Constantly did I cling to my Science and Health and Bible, being greatly comforted at times when my husband studied the Sunday School lessons with me, or would show how much he had gained in Science by answering the foolish arguments of some friends from China who were summering with us.
It was during this summer that he had an experience with a broken elbow, but he recovered rapidly and thoroughly the use of his arm, for which Christian Science treatment is entitled to credit, although the doctors set and bandaged it. The doctors had a number of grave fears concerning the healing of the arm, but they didn't "doctor" it after the first two days.
In the autumn we spent something over two months waiting for our passport to move about two hundred miles into the interior, Mr.
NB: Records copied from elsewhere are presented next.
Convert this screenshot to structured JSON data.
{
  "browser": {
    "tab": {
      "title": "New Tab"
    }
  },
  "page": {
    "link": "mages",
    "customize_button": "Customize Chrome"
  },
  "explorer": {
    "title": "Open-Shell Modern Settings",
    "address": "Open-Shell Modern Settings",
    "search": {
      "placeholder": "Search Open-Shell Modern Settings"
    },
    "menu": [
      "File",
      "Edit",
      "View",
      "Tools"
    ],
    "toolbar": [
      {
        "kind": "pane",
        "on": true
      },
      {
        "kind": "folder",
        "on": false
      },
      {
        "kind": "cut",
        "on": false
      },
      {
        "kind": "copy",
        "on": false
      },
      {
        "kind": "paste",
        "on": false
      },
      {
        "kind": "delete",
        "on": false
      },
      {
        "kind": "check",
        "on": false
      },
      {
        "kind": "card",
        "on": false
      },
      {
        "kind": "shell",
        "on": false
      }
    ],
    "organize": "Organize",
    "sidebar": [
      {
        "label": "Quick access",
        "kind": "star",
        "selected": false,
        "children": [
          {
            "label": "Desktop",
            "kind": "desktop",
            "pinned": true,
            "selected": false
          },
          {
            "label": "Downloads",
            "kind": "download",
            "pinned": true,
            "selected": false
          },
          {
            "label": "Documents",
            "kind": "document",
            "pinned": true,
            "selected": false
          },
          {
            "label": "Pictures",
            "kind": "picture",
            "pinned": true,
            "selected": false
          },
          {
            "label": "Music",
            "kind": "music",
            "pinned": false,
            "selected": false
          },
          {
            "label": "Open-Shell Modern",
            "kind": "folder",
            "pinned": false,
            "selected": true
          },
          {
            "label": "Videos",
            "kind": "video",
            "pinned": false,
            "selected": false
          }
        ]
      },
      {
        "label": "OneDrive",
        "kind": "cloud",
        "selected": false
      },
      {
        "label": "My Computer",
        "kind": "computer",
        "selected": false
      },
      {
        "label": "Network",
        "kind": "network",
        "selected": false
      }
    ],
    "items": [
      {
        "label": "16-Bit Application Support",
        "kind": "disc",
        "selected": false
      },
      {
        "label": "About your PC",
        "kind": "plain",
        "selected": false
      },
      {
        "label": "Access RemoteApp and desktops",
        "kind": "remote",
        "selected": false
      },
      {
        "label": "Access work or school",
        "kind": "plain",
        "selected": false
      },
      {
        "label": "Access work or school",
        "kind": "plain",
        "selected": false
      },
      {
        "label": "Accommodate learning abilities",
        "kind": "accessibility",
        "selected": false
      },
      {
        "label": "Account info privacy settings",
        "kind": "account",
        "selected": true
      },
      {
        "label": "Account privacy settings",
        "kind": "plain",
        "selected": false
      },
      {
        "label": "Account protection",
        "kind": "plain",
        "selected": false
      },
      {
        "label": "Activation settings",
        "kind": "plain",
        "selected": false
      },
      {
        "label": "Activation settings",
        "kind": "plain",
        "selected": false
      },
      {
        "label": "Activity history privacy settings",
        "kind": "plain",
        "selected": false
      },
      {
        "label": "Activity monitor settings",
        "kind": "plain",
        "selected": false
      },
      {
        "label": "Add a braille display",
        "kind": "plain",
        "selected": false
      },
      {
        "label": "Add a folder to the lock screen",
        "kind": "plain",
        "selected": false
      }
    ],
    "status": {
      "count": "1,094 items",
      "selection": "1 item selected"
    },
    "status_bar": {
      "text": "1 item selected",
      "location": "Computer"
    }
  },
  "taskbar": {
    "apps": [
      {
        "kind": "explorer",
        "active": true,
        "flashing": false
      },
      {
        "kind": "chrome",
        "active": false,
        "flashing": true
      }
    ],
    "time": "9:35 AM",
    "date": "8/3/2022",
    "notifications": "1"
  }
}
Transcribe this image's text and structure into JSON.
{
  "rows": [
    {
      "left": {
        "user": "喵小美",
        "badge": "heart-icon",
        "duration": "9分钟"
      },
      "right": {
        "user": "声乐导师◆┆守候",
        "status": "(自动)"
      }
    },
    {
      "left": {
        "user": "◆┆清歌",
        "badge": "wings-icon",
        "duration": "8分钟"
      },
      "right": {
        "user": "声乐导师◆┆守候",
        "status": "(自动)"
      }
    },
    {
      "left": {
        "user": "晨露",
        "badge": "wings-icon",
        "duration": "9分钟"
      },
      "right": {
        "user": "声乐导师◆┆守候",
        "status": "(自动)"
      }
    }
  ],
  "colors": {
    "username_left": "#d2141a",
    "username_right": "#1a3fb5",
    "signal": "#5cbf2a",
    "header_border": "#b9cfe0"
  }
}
Utley having been appointed Presiding Elder of the Matsuyaura District which covered something over fifteen hundred miles travel by sea, jinrikisha, and on foot.
This short interval gave me opportunity to work more systematically, and in October I realized once more my freedom and strength in Mind, and after this demonstration sent my application for membership in the Mother Church in Boston, intending to follow it by next mail with a note of praise testifying to the great blessings that had come to us through Christian Science, but during the moving, making a Japanese house habitable for the winter, and other things that came up, mortal mind once more seemed to take possession, and in December we closed our house, returned to Kobe, and found it urgent for me to return to America. During all these experiences I know my husband was sore perplexed. He wanted me to have the Christian Science treatment and instruction, because I so earnestly desired it, but he still felt bound to his work and loved it and it looked ripe for the harvest. He had not given Christian Science sufficient thought and study to be ready to put off the old and put on the new, and so we decided I should return under the care of a friend, bringing our two small children.
In October, 1896, my husband joined us, and through all the changes in the months since we separated in Yokohama, I felt that our times were in God's hands, and my heart continually sang, "All the way my Saviour leads me," and now that the seeming clouds, and doubts, and wanderings have passed away, we are still rejoicing in the God of our salvation, for He hath saved us from the storm and tempest of mortal mind, and led us into green pastures, beside still waters, into the fold of Divine Science.
We magnify Thy name, O God, for Thou hast dealt graciously with thy children!
The efforts of preachers and people to hold me in the Orthodox church, to save us (?) to the work in Japan, and all their sympathy and prayers for Mr. Utley on account of his wife having become a Christian Scientist, are "as nothing now to me," for from beginning to end I have felt that "we ought to obey God rather than men," and how dare they sit in judgment saying what is God's will concerning His own. Rather let us hasten on in this "land of pure delight."
Thanks be unto our Father, my husband sees the unity, consistency, and truth of Christian Science, and our one desire is being fulfilled—that we may have the same love, be of one mind, of one accord, that the Mind which was in Christ Jesus may be in us.
Thank God, the day for keeping silence "through fear of the people," be they in or out of the church, is past, and from my heart I love them with the love known only since I found Him who is Love, and hence I no longer fear them, but desire to see them following in the "Footsteps of Truth," that they may know that in losing their life they have found Life eternal.